GPU Performance & Power Phone Efficiency & Battery Life
Comments Locked

108 Comments

View All Comments

  • sharath.naik - Saturday, November 13, 2021 - link

    Looks like you both do not value to concept of understanding the topic before responding, So pay attention this time. I am talking about hardware binning.. not software binning like every one else does for low light. Hardware binning means the sensors NEVER produce anything other than 12MP. Do both of you understand what NEVER means? Never means these sensors are NEVER capable of 50MP or 48MP. NEVER means Pixel 3x zoom are 1.3MP low resolution images(Yes that is all your portrait modes). NEVER means at 10x Pixel images are down to 2.5MP.
    Next time Both of you learn to read, learn to listen before responding like you do.
  • meacupla - Tuesday, November 2, 2021 - link

    IDK about you, but livetranslation is very useful if you have to interact with people who can't speak a language you can speak fluently.
  • BigDH01 - Tuesday, November 2, 2021 - link

    Agreed this is useful in those situations where it's needed but those situations probably aren't very common for those of us that don't do a lot of international travel. In local situations with non-native English speakers typically enough English is still known to "get by."
  • Justwork - Friday, November 5, 2021 - link

    Not always. My in-law just moved in who knows no English and I barely speak their native language. We've always relief on translation apps to get by. When I got the P6 this weekend, both our lives just got dramatically better. The experience is just so much more integrated and way faster. No more spending minutes pausing while we type responses. The live translate is literally life changing because of how improved it is. I know others in my situation, it's not that uncommon and they are very excited for this phone because of this one capability.
  • name99 - Tuesday, November 2, 2021 - link

    Agreed, but, in the context of the review:
    - does this need to run locally. (My guess is yes, that non-local is noticeably slower, and requires an internet connection you may not have.)
    - does anyone run it locally (no idea)
    - is the constraint on running it locally and well the amount of inference HW? Or the model size? or something else like CPU? ie does Tensor the chip actually do this better than QC (or Apple, or, hell, an intel laptop)?
  • SonOfKratos - Tuesday, November 2, 2021 - link

    Wow. You know what the fact that the phone has a modem to compete with Qualcomm for the first time in the US is good enough for me. The more competition the better, yes Qualcomm is still collecting royalties for their parents but who cares.
  • Alistair - Tuesday, November 2, 2021 - link

    That's a lot of words to basically state the truth, Tensor is a cheap chip, nothing new here. Next. I'm waiting for Samsung + AMD.
  • Alistair - Tuesday, November 2, 2021 - link

    phones are cheap too, but too expensive
  • Wrs - Tuesday, November 2, 2021 - link

    Surprisingly large for being cheap. Dual X1's with 1 MB cache, 20 Mali cores. So many inefficiencies just to get a language translation block. As if both the engineers and the bean counters fell asleep. To be fair, it's a first-gen phone SoC for Google.

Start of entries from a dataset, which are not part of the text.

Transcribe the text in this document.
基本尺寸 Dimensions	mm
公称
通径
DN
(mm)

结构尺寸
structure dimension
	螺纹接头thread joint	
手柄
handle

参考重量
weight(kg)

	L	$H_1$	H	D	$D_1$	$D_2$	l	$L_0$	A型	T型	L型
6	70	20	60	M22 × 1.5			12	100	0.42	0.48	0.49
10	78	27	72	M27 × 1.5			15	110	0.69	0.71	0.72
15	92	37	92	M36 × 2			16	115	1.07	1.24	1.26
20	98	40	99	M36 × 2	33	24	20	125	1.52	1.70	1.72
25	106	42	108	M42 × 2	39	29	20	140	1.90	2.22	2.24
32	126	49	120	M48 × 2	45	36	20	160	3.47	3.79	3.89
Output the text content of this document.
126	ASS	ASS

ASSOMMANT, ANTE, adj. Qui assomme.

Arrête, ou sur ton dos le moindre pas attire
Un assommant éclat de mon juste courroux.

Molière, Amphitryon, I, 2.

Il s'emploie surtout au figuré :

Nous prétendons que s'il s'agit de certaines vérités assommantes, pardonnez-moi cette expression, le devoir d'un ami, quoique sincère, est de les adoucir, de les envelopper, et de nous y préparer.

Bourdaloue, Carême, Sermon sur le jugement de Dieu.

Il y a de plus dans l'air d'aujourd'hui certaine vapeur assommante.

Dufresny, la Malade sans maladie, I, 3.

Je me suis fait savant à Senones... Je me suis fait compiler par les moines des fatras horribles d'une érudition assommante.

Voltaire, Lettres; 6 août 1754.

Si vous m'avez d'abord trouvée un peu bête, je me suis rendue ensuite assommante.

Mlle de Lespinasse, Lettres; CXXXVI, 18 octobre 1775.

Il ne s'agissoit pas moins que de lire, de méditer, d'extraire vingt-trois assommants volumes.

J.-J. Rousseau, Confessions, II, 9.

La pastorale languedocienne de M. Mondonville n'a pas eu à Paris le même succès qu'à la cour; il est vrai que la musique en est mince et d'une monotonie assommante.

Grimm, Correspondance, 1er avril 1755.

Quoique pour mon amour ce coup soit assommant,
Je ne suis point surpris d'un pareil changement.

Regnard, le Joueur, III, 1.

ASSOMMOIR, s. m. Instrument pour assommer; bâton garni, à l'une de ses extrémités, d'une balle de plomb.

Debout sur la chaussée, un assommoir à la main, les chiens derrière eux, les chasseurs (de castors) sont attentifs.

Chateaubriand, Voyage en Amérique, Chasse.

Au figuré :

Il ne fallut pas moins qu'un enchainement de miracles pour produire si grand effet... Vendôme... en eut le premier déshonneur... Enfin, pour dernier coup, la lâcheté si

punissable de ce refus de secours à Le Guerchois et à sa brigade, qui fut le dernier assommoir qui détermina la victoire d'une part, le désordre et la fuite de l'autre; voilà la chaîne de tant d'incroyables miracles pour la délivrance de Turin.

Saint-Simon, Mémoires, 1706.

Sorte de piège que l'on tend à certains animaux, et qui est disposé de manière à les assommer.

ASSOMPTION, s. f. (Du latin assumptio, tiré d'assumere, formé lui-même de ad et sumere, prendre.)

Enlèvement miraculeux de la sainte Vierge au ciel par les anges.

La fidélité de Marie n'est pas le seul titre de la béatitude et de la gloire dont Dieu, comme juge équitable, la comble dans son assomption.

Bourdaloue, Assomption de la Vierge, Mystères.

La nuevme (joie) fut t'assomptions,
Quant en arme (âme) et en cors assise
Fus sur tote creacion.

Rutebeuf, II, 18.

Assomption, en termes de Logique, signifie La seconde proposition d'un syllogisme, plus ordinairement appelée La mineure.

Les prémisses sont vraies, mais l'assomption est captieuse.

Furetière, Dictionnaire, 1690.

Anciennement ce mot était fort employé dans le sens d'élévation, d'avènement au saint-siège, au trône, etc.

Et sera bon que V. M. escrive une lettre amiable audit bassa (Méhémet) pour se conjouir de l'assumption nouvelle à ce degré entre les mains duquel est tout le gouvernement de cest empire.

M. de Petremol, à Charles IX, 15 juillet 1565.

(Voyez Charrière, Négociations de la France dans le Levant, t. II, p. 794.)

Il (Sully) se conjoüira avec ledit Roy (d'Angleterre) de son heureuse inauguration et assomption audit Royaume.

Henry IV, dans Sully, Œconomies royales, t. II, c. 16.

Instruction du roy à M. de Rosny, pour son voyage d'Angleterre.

    Idk if I regard Samsung + AMD as much better, though. Once upon a time AMD had a low-power graphics department. They sold that off to Qualcomm over a decade ago. So this would probably be AMD's first gen on phones too. And the ARM X1 core remains a problem. It's customizable but the blueprint seems to throw efficiency out the window for performance. You don't want any silicon in a phone that throws efficiency out the window.
  • Alistair - Wednesday, November 3, 2021 - link

    Will we still be on X1 next year? I hope not. I'm hoping next year is finally the boost that Android needs for SoCs.